Blockchains are a new kind of commons, bringing together permissionless access with digital scarcity to create money and other assets that are globally accessible and easily transferrable. The blockchain commons is made with FOSS, and can only be made with FOSS. It puts open source software development projects at the centre of important global networks providing valuable services.
Some blockchains can fund their own development, they are self-sustaining digital organisms, incentivizing participation by all of the constituencies of contributors that they need to survive and thrive. Blockchains that have resources to fund their own development tend to conceive of this quite broadly, going beyond the writing of code to incorporate a variety of other activities which work towards the project’s aims.

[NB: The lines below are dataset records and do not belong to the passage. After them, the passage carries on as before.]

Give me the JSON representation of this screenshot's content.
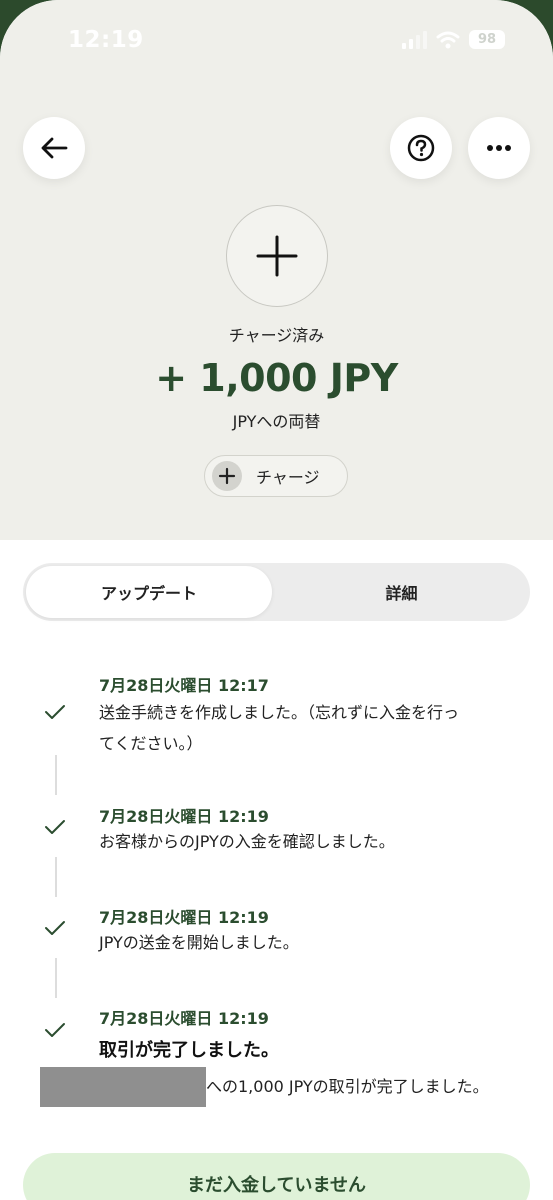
{
  "status_bar": {
    "time": "12:19",
    "battery": "98"
  },
  "header": {
    "back_icon": "arrow-left-icon",
    "help_icon": "question-circle-icon",
    "more_icon": "ellipsis-icon"
  },
  "summary": {
    "icon": "plus-icon",
    "status": "チャージ済み",
    "amount": "+ 1,000 JPY",
    "subtitle": "JPYへの両替",
    "charge_label": "チャージ"
  },
  "tabs": [
    {
      "label": "アップデート",
      "active": true
    },
    {
      "label": "詳細",
      "active": false
    }
  ],
  "timeline": [
    {
      "time": "7月28日火曜日 12:17",
      "line1": "送金手続きを作成しました。（忘れずに入金を行っ",
      "line2": "てください。）"
    },
    {
      "time": "7月28日火曜日 12:19",
      "text": "お客様からのJPYの入金を確認しました。"
    },
    {
      "time": "7月28日火曜日 12:19",
      "text": "JPYの送金を開始しました。"
    },
    {
      "time": "7月28日火曜日 12:19",
      "title": "取引が完了しました。",
      "detail": "への1,000 JPYの取引が完了しました。"
    }
  ],
  "cta_label": "まだ入金していません",
  "colors": {
    "accent": "#2b4d2f",
    "hero_bg": "#efefea",
    "cta_bg": "#dff2d8"
  }
}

The aims of these projects go beyond producing good software, often involving grand ambitions to fundamentally change how people conduct aspects of their lives, or modify aspects of the socioeconomic system. This means that the funding these projects dispense goes towards a range of activities which will strengthen their commons in a variety of ways.
This is a novel funding mechanism for commons-based peer production, which outside the domain of FOSS has been even more hampered by the difficulties of funding the production of public goods.
DAOs are an effort to build methods of coordination into the commons, they are commons-based organizations that can be trusted to implement the rules of decision-making in the way that has been agreed by all participants. This idea has the potential to transform our capacity to organize by minimizing the transaction costs associated with doing so, improving efficiency and diminishing risks when collaborating with people who are relatively unknown (and therefore untrusted).
So far however this potential is a distant possibility, with clunky user experience, flawed structures, and high transaction fee costs have limited most of the DAOs which have been created so far to the status of curiosity or failed experiment. Popular DAO forms are all about allocating capital or funding, when they work well they are like more elaborate multi-sig wallets.
DAOs for looking after blockchain networks, where they are endowed with ongoing block rewards, inherit the longevity of their blockchains. Where there is a significant flow of funding, you can be assured there will be at least some people around to allocate and claim it. The only outright failures occur when virtually all participants choose to abandon the network, which usually comes after a slide into irrelevance. The success stories will be unstoppable, and could be highly significant, but I’m still waiting to see what that kind of success looks like.